The premium support payment would be based on the cost of the second least-expensive private plan or traditional Medicare, whichever is lower. Any difference in costs would need to be made up by the beneficiary. But Medicare benefits of at least one plan supposedly would be covered by the premium-support payment.

The CBO did not do the same sort of extensive analysis of the revised Ryan plan, and CBPP in its most recent look at the Ryan plan reiterates that over time “the vouchers would purchase less coverage with each passing year, pushing more costs on to beneficiaries.” But there are no numbers as definitive as the original estimate of a $6,000 gap.

Indeed, the Journal of the American Medical Association last year calculated that the gap would be much less than $6,000. It suggested that if the revised Ryan plan had been in effect in 2009, the additional payment would have added up to less than $800 a year.

In any case, all of these estimates are highly speculative, especially because the current version of the Ryan plan would not even go in effect until 2024. But it is telling the Democrats are citing an estimate that is no longer even relevant.

Finally, the ad claims that Cotton “voted” to give Congress “taxpayer-funded health care for life.” This only means that he voted to repeal the Affordable Care Act, aka Obamacare, which will force lawmakers and congressional aides out of the health-care program for federal employees and into the exchanges created by the law. But this is only a small part of the health-care law — and repeal efforts have repeatedly failed. (Update: Our friends at PolitiFact gave this element of the ad a “Pants on Fire” rating.)

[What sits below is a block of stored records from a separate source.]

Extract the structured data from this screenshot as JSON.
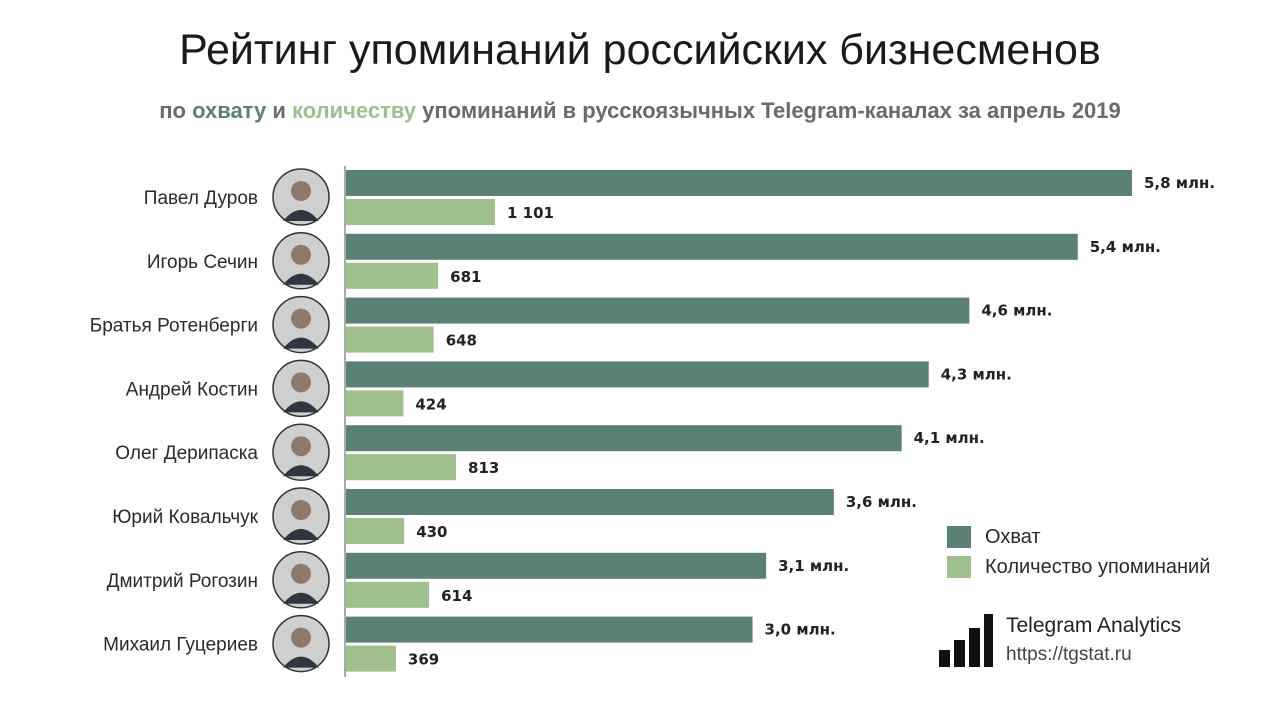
{
  "title": "Рейтинг упоминаний российских бизнесменов",
  "subtitle": {
    "part1": "по ",
    "reach_word": "охвату",
    "part2": " и ",
    "count_word": "количеству",
    "part3": " упоминаний в русскоязычных Telegram-каналах за апрель 2019"
  },
  "colors": {
    "reach": "#5b8176",
    "count": "#9fbf8c"
  },
  "legend": {
    "reach_label": "Охват",
    "count_label": "Количество упоминаний"
  },
  "brand": {
    "name": "Telegram Analytics",
    "url": "https://tgstat.ru"
  },
  "chart_data": {
    "type": "bar",
    "orientation": "horizontal",
    "categories": [
      "Павел Дуров",
      "Игорь Сечин",
      "Братья Ротенберги",
      "Андрей Костин",
      "Олег Дерипаска",
      "Юрий Ковальчук",
      "Дмитрий Рогозин",
      "Михаил Гуцериев"
    ],
    "series": [
      {
        "name": "Охват",
        "values": [
          5.8,
          5.4,
          4.6,
          4.3,
          4.1,
          3.6,
          3.1,
          3.0
        ],
        "labels": [
          "5,8 млн.",
          "5,4 млн.",
          "4,6 млн.",
          "4,3 млн.",
          "4,1 млн.",
          "3,6 млн.",
          "3,1 млн.",
          "3,0 млн."
        ]
      },
      {
        "name": "Количество упоминаний",
        "values": [
          1101,
          681,
          648,
          424,
          813,
          430,
          614,
          369
        ],
        "labels": [
          "1 101",
          "681",
          "648",
          "424",
          "813",
          "430",
          "614",
          "369"
        ]
      }
    ],
    "legend_position": "bottom-right",
    "grid": false
  }
}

In response to our analysis, Ty Matsdorf of Senate Majority PAC  said: “Here are the facts: Tom Cotton supported the Ryan Plan. Fact. The Ryan Plan would essentially end Medicare and raise prescription drug costs. Fact. Tom Cotton also voted to give Congress health care for life. Fact. These are important issues and the people of Arkansas deserve to know where he stands.”


The Pinocchio Test

It’s pretty shameful that Democrats are still attacking Republicans for a Medicare proposal that has been substantially revised, especially in an ad that concerns a lawmaker who was not even in Congress when the initial version was unveiled.

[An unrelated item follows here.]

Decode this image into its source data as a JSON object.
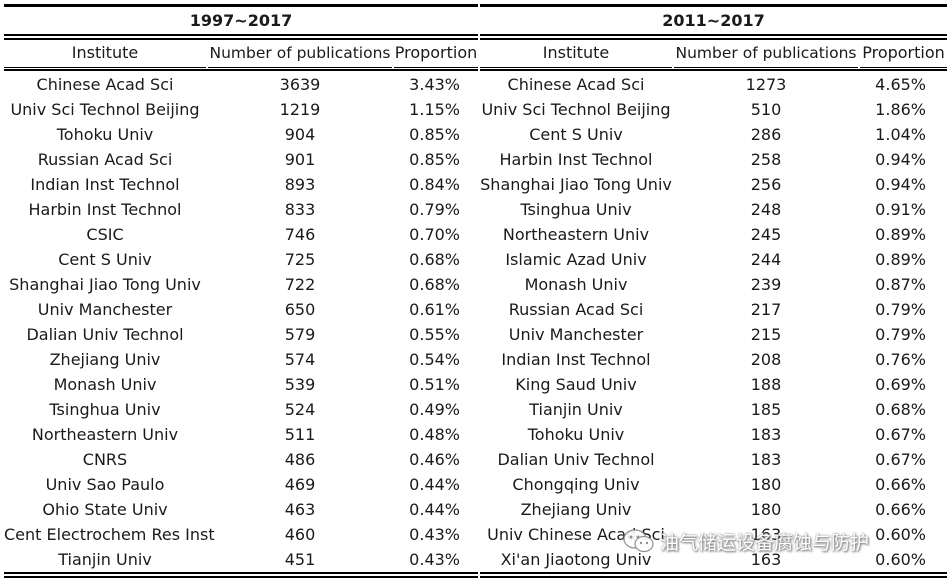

Certainly questions could be raised about the Republican Medicare plan. But that’s no excuse for flogging such an old horse, especially when these errors of fact have been repeatedly called out by fact checkers.

Such recidivism adds to the Pinocchio count. Our advice from 2011 remains: If you ever see a political ad that mentions Medicare, from either party, just mute the sound. It’s not worth paying attention.